The latest 5-year retail treasury bonds (RTBs) from the Philippine Bureau of Treasury have a coupon rate of 5.5%. The Pag-IBIG MP2 Savings program has a yield of around 5-6% as well. Should I dump REITs and just invest in these safe government bonds instead?

It’s probably not a fair comparison. Like comparing apples to oranges, bonds are not REITs and REITs are not bonds. But given the title of this post, let’s do the exercise anyway.
When should we invest in government bonds? These instruments are best for money that will be used in the medium term, around 5 years. In this timeframe, you really cannot afford to lose the principal. The preservation of capital will supersede whatever income you may get so you shouldn’t risk it in the stock market and by extension, in REITs. RTBs are issued by the government and are considered very safe. Likewise, the PagIBIG MP2 Savings are also guaranteed by the government.

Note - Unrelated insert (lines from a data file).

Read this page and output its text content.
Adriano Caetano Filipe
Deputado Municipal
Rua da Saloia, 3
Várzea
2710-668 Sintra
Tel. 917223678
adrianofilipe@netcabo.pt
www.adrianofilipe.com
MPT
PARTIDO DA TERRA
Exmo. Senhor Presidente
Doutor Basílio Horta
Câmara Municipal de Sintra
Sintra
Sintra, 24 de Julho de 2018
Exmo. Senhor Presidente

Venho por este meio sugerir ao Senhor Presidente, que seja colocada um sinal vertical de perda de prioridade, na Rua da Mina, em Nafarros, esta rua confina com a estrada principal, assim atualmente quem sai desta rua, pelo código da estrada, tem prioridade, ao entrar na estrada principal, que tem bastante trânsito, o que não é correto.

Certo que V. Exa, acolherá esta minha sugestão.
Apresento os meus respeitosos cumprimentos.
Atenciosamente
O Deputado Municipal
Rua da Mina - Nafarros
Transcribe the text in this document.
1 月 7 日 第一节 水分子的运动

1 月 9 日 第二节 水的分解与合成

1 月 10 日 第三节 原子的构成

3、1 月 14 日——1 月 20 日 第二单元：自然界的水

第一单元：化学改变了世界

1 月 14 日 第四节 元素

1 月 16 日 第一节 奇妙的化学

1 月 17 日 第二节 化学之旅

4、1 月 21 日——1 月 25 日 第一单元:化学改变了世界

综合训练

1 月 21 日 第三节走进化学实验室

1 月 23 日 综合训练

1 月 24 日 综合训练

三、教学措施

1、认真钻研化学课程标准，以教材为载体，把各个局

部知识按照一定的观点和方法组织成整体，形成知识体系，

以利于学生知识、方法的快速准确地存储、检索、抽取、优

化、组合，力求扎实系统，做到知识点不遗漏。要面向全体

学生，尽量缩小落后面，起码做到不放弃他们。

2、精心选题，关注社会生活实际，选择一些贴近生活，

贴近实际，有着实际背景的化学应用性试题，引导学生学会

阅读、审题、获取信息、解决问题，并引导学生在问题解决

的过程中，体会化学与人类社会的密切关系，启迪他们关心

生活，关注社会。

In terms of yield, the market will price REITs in a way that it will have higher yields compared to government bonds – to reflect the fact that it carries more risk. At the moment, REITs have a yield of 6-8%. Should government bond yields continue to move up, then RIET yields will also move up. This is achieved by REITs’ stock price falling – a REIT’s dividend yield moves opposite to its price.
Seeing red on your brokerage account is not a pleasant experience. That is why as an investor, one must have clear objectives on why you invested in REITs. It is money that you would not need in the short or medium term. If you did, better keep it in cash or as mentioned above, in government bonds. We cannot predict the interest rate cycle, so we cannot predict the price movement of REITs either. However, money that is invested for the long term can afford to ride the ups and downs of the market. Better yet, and this is my personal objective for investing money in REITs, it is capital that I will not touch for the very long term (20+ years). I consider my REIT investments as the goose that lays the proverbial golden eggs. So why will I sell (kill) the goose in the first place given that the whole reason I’m into REITs is for passive income. Given this rationale, the price movement of REITs should not matter. What is important is accumulating more stocks of REITs that are able to consistently grow their dividends year after year. As an example, Ayala’s AREIT managed to increase their 2021 dividends per share (DPS) by 34% compared to the previous year and its 2022 DPS is estimated to be 15% higher than 2021. Another example: MREIT’s 2022 DPS is estimated to be 11% higher than 2021.
Going back to the comparison, once you purchase government bonds, the yield you receive is the same until maturity. With PagIBIG MP2, the yield will vary every year. It may move up or down but do not expect a considerable increase because PagIBIG will never charge high interest rates to its borrowers. Afterall, its mandate is to make home ownership achievable for Filipinos.